Sur les routes alternatives
Intriguée par ses nombreuses photos chez les Q'eros, j'ai finalement eu l'occasion de rencontrer Antoine George. Français installé à Lima et fondateur de Transhumancias, ce grand gaillard au regard vif et à la voix qui porte est, sans aucun doute, un conteur né. On peut facilement l'imaginer guidant un groupe de voyageurs en Amazonie ou dans des coins isolés des Andes, les captivant avec des légendes locales. Voici son histoire, qu'il m'a partagée autour d'un café matinal.
D'où viens-tu Antoine?
En réalité, d'un peu partout. Enfant, j'ai suivi mon père pour son travail à travers plusieurs régions. Puis, j'ai rapidement quitté le nid familial pour suivre mon rêve d'aller à Chamonix, qui reste encore aujourd'hui un lieu très important et symbolique pour moi. C'est là que j'ai découvert la vie, j'ai fait de l'alpinisme, de la montagne, du ski...et aussi la fête!
Comment es-tu arrivé au Pérou?
C'est une longue histoire. Quand j'étais enfant, j'étais très distrait et pourtant, je me souviens clairement de cette journée où la prof a pointé une carte en disant : " vous voyez cette tache bleue, c'est le Titicaca, et ce point noir c'est Cusco, la capitale des Incas ". À partir de là je n'ai pas arrêté de lire sur le Pérou.
Plus tard, j'ai eu un prof péruvien qui nous a donné un grand cours sur les civilisations précolombiennes. Pendant que mes camarades de classe s'ennuyaient, tous ces noms complexes me passionnaient et me faisaient rêver.

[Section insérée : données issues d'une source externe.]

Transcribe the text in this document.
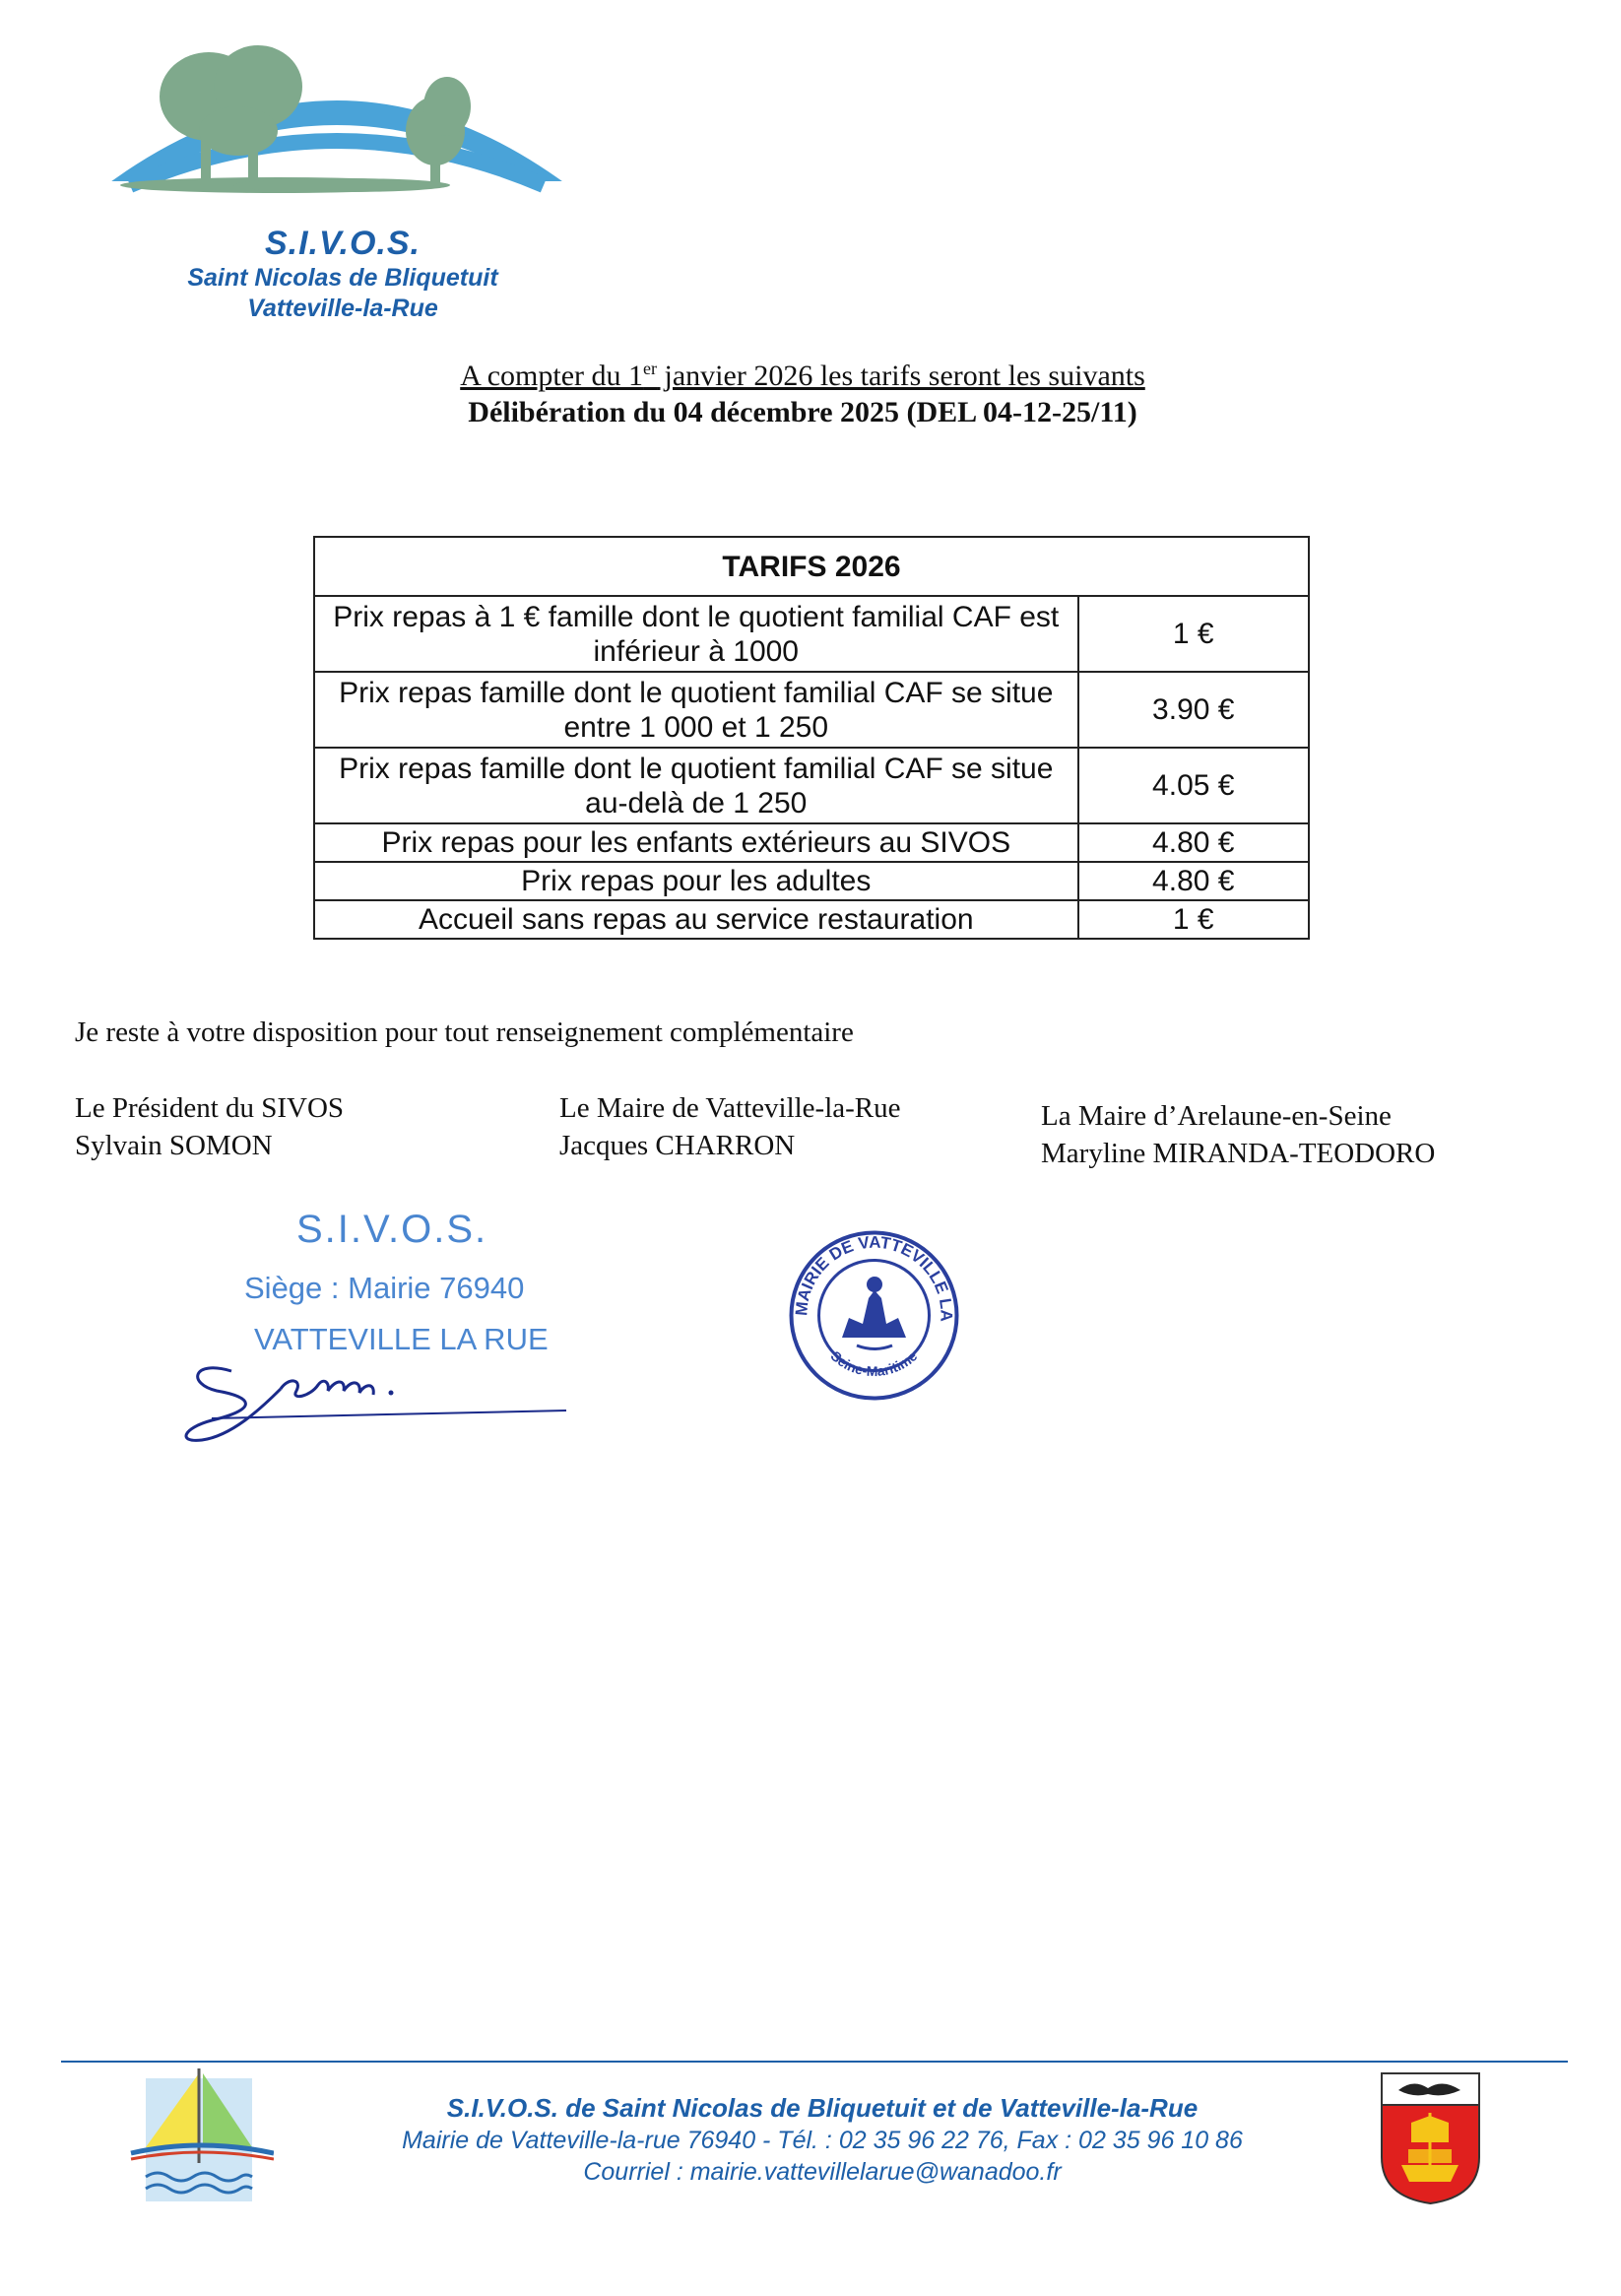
S.I.V.O.S.
Saint Nicolas de Bliquetuit
Vatteville-la-Rue
A compter du 1er janvier 2026 les tarifs seront les suivants
Délibération du 04 décembre 2025 (DEL 04-12-25/11)
TARIFS 2026	
Prix repas à 1 € famille dont le quotient familial CAF est inférieur à 1000	1 €
Prix repas famille dont le quotient familial CAF se situe entre 1 000 et 1 250	3.90 €
Prix repas famille dont le quotient familial CAF se situe au-delà de 1 250	4.05 €
Prix repas pour les enfants extérieurs au SIVOS	4.80 €
Prix repas pour les adultes	4.80 €
Accueil sans repas au service restauration	1 €
Je reste à votre disposition pour tout renseignement complémentaire
Le Président du SIVOS
Sylvain SOMON
Le Maire de Vatteville-la-Rue
Jacques CHARRON
La Maire d’Arelaune-en-Seine
Maryline MIRANDA-TEODORO
S.I.V.O.S.
Siège : Mairie 76940
VATTEVILLE LA RUE
MAIRIE DE VATTEVILLE LA
Seine-Maritime
S.I.V.O.S. de Saint Nicolas de Bliquetuit et de Vatteville-la-Rue
Mairie de Vatteville-la-rue 76940 - Tél. : 02 35 96 22 76, Fax : 02 35 96 10 86
Courriel : mairie.vattevillelarue@wanadoo.fr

À la fin de mes études, on a fait une fête et j'ai rencontré un copain qui m'a dit " Antoine, tu parles espagnol et tu fais de la montagne, tu ne veux pas aller au Pérou? Si tu veux tu pars dans une semaine accompagner un groupe avec Nouvelles Frontieres au Titicaca, à Cusco, à Lima "

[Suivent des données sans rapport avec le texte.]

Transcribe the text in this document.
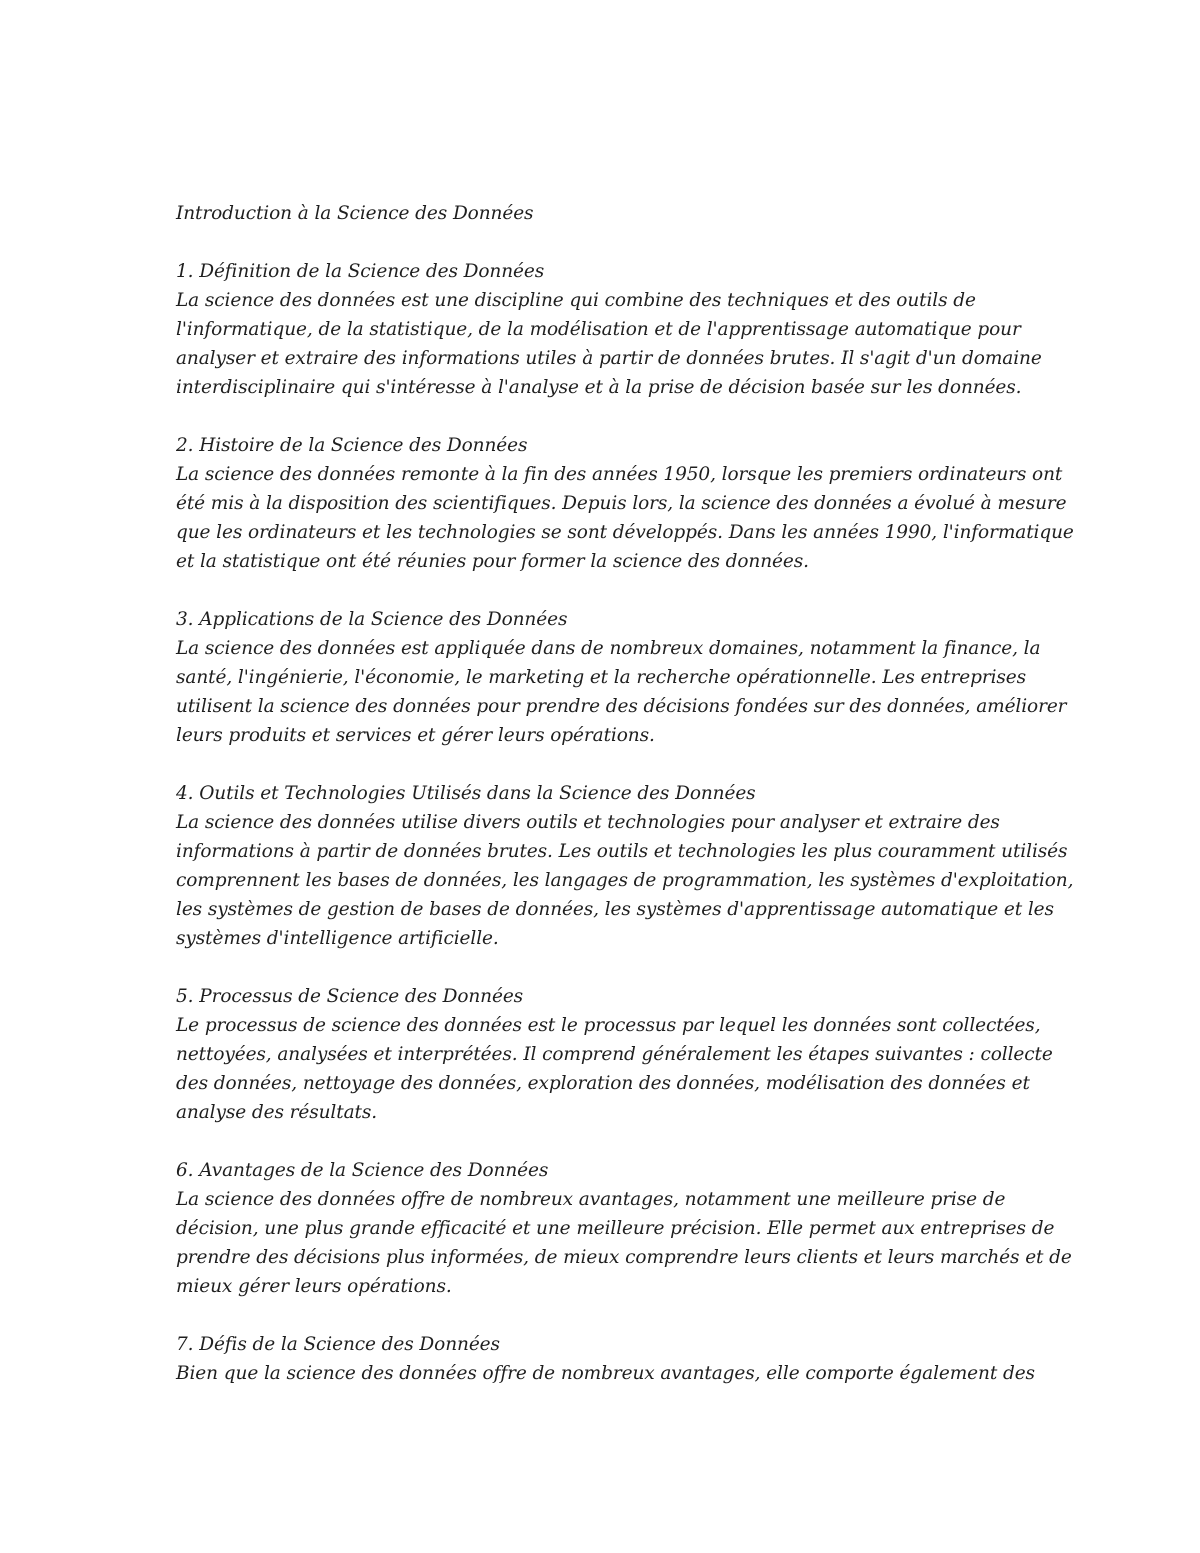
Introduction à la Science des Données
1. Définition de la Science des Données

La science des données est une discipline qui combine des techniques et des outils de

l'informatique, de la statistique, de la modélisation et de l'apprentissage automatique pour

analyser et extraire des informations utiles à partir de données brutes. Il s'agit d'un domaine

interdisciplinaire qui s'intéresse à l'analyse et à la prise de décision basée sur les données.

2. Histoire de la Science des Données

La science des données remonte à la fin des années 1950, lorsque les premiers ordinateurs ont

été mis à la disposition des scientifiques. Depuis lors, la science des données a évolué à mesure

que les ordinateurs et les technologies se sont développés. Dans les années 1990, l'informatique

et la statistique ont été réunies pour former la science des données.

3. Applications de la Science des Données

La science des données est appliquée dans de nombreux domaines, notamment la finance, la

santé, l'ingénierie, l'économie, le marketing et la recherche opérationnelle. Les entreprises

utilisent la science des données pour prendre des décisions fondées sur des données, améliorer

leurs produits et services et gérer leurs opérations.

4. Outils et Technologies Utilisés dans la Science des Données

La science des données utilise divers outils et technologies pour analyser et extraire des

informations à partir de données brutes. Les outils et technologies les plus couramment utilisés

comprennent les bases de données, les langages de programmation, les systèmes d'exploitation,

les systèmes de gestion de bases de données, les systèmes d'apprentissage automatique et les

systèmes d'intelligence artificielle.

5. Processus de Science des Données

Le processus de science des données est le processus par lequel les données sont collectées,

nettoyées, analysées et interprétées. Il comprend généralement les étapes suivantes : collecte

des données, nettoyage des données, exploration des données, modélisation des données et

analyse des résultats.

6. Avantages de la Science des Données

La science des données offre de nombreux avantages, notamment une meilleure prise de

décision, une plus grande efficacité et une meilleure précision. Elle permet aux entreprises de

prendre des décisions plus informées, de mieux comprendre leurs clients et leurs marchés et de

mieux gérer leurs opérations.

7. Défis de la Science des Données

Bien que la science des données offre de nombreux avantages, elle comporte également des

C'était le rêve de ma vie! Je n'ai pas hésité un instant. Je ne pensais faire qu'un ou deux voyages, mais rapidement ils m'ont dit d'aller aussi au Mexique et en Bolivie. J'ai fait des rencontres qui m'ont emmené au Chili, en Uruguay, au Brésil, puis en Afrique.
En revenant de Namibie, j'ai rencontré le directeur d'une grande agence dans l'avion. J'ai donc passé 8 mois au Pérou pour cette agence en guidant des voyages de 3 semaines avec trek. Je me suis installé à Cusco et j'ai commencé à apprendre le quechua.

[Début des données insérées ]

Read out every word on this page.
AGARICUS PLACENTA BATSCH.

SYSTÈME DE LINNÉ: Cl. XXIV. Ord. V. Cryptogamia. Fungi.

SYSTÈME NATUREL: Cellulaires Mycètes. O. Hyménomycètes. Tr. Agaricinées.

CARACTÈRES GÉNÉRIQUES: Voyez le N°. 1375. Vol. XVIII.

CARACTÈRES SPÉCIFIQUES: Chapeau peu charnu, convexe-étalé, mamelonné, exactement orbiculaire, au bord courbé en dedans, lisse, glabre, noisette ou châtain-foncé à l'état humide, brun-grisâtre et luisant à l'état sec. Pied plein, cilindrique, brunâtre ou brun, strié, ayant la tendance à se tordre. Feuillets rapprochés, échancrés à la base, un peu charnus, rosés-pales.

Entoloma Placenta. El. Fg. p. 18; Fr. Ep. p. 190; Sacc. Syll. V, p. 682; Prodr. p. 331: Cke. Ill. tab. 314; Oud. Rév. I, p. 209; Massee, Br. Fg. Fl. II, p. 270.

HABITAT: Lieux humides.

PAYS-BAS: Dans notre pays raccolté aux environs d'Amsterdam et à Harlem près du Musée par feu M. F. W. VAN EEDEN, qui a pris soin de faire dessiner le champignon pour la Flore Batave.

Et comment a commencé ton histoire avec le peuple Q'eros?
Je crois beaucoup en la synchronicité. Dans la vie, tu rencontres des gens qui sont des aiguilleurs et tu ne peux pas dire non. Donc, j'ai rencontré un gars dans un vieux train entre Puno et Cusco qui était photographe. Il m'a fait rencontrer un autre Français, anthropologue, qui allait chez les Q'eros. Il faut savoir qu'à ce moment là, la majorité de leur territoire n'était pas du tout connu.
Il m'a emmené à Totorani, une des cinq communautés Q'eros, et je suis tombé tout de suite amoureux. J'ai découvert un grand territoire de montagnes à explorer. Depuis, j'ai visité d'autres communautés et je dois en être à 50 voyages chez les Q'eros! C'est aujourd'hui comme une deuxième maison.
Grâce aux premiers voyages, on a d'abord réussi à construire une petite école en altitude. Ce sont des conditions très difficiles car normalement les enfants doivent marcher très longtemps pour descendre jusqu'à l'école la plus proche. De là, j'ai bâti un programme de développement touristique auto géré pour les Q'eros car le tourisme - bien géré- peut les aider à avoir de meilleures conditions, mais je tiens à ce qu'ils puissent eux-mêmes s'en charger.
Pourquoi avoir choisi de t'installer au Pérou?
En réalité, je n'ai jamais décidé de m'installer au Pérou. Là c'est la période la plus longue que j'ai passé au Pérou sans partir.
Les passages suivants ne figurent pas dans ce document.